Ne kastediliyor? Yerel yönetimlerin güçlendirilmesi mi? PKK- HDP çizgisi için bunun anlamı Güneydoğu'da özerklik yolu ile kendi kontrollerini kurmak. Dahası, Türkiye'yi iki uluslu bir yapı olarak yeniden yapılandırmak. Ve dahası "muhayyel Kürdistan'a" gidişte Suriye, Irak ve belki ileride İran "Kürdistan"larını birleştirmek.
İşte bu sebeplerle, Kürt milliyetçilerinin "Kürtleri siyasi irade sahibi bir ulus" olarak görmeleri ve "statü" istemeleri Türkiye'deki bütün siyasi akımlar için ciddi bir meydan okumadır. Ancak bunu Türkiye'nin bütünlüğünü aşan bir perspektifle düşünmeleri asıl kritik nokta. Bu yüzden AK Parti'yi "demokratikleşmeye" çağırarak ya da zorlayarak "Kürdistan" sorunu çözülemez.
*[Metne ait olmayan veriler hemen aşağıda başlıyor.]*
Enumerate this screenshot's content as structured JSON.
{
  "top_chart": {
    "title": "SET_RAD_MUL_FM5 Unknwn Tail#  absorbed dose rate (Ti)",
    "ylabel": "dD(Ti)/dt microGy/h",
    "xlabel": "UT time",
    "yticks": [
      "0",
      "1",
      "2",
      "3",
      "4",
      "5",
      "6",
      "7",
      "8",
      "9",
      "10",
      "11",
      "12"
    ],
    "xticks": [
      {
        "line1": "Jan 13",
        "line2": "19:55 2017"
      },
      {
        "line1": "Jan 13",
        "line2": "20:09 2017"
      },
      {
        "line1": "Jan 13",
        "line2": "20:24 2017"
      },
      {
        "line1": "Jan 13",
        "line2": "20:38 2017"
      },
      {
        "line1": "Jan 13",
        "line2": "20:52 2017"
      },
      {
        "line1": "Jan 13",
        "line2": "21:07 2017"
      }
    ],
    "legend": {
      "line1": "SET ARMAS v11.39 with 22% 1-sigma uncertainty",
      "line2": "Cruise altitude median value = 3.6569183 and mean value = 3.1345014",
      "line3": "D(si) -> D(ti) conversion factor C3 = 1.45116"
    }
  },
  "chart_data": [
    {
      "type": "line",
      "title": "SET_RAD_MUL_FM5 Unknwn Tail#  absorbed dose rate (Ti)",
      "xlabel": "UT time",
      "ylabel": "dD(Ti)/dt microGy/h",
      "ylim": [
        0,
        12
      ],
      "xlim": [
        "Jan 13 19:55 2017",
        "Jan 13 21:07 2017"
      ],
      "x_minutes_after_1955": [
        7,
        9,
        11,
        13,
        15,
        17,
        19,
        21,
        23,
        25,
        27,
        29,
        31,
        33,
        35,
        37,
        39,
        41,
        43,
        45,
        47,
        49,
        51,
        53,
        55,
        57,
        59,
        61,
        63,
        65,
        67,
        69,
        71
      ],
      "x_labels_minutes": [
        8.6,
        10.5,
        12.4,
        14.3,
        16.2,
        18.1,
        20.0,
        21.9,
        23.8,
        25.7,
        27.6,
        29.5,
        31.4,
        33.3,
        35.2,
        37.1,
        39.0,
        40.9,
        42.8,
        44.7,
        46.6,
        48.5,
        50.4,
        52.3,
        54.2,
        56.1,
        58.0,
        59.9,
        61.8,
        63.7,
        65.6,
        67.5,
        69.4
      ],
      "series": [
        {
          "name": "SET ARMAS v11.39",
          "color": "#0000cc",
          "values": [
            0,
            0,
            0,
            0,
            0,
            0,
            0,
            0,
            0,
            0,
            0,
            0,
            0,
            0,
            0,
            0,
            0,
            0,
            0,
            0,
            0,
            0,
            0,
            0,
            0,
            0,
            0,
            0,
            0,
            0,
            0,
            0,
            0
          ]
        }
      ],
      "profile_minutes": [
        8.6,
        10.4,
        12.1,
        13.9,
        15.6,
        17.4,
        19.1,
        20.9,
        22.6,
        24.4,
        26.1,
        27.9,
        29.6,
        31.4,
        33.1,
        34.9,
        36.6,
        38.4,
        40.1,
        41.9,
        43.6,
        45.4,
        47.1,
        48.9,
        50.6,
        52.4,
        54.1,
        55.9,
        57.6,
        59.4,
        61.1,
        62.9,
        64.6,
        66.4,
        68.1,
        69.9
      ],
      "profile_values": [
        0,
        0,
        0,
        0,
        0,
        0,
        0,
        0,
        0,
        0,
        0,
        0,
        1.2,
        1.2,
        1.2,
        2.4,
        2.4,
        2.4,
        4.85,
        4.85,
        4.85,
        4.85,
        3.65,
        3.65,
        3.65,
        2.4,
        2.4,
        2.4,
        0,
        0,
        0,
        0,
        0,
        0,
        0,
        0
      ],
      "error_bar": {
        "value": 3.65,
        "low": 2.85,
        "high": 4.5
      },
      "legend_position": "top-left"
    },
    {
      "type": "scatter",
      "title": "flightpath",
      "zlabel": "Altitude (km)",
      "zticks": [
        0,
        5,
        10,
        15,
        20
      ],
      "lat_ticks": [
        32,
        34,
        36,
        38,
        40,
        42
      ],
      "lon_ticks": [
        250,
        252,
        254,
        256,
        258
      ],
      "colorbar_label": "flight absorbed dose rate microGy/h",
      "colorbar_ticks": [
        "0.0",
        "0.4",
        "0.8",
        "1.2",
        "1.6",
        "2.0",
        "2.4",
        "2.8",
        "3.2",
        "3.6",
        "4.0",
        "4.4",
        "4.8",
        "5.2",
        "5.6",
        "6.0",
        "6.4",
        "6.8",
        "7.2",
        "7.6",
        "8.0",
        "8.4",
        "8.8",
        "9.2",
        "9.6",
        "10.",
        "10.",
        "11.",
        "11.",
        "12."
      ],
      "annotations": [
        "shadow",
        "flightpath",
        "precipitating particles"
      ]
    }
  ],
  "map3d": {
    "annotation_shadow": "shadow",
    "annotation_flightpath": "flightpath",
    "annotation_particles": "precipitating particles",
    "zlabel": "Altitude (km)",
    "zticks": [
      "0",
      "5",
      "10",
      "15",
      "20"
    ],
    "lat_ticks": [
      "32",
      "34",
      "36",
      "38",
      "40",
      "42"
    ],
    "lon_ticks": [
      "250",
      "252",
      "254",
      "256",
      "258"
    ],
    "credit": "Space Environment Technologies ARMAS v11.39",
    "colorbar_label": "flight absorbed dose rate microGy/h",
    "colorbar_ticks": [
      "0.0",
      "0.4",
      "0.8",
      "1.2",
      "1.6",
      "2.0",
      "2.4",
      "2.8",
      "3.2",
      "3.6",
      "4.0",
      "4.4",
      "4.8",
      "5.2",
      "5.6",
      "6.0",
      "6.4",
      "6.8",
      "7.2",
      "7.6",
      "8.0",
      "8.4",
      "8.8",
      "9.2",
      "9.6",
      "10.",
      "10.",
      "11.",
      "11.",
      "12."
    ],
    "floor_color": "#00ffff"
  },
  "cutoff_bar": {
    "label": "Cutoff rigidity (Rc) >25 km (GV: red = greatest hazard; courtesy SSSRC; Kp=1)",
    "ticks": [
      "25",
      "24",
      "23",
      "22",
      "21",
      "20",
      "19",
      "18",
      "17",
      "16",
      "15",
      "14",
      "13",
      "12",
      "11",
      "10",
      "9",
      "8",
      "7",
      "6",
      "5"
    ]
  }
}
AK Parti karşıtlarının da tasalanması gereken bir yerdeyiz. Demokratikleşmeye karşı çıkmıyorum; aksine derinleştirilmeli. Ancak asıl mesele bu değil. "Bir arada yaşama" ve "ortak kaderine sahip çıkma" anlamında Türkleri ve Kürtleri "bir millet olarak tahayyül etme" duygusunu güçlendirmemiz şart. Bu da Türkiye merkezli siyasetler üretmeyi gerektirir. "Kürdistan sorunu" ancak böyle çözülür.
İşte bu yüzden nazik bir dönemden geçiyoruz. Suriye ve Irak'ta yaşanan iç savaşların etkilerini taşıyabilecek dış politika performansına ihtiyacımız var. Ve bunu mümkün kılacak sahici bir Türkiyelileşme sürecine.
Umalım Yeni Anayasa görüşmeleri bunun yolunu açsın.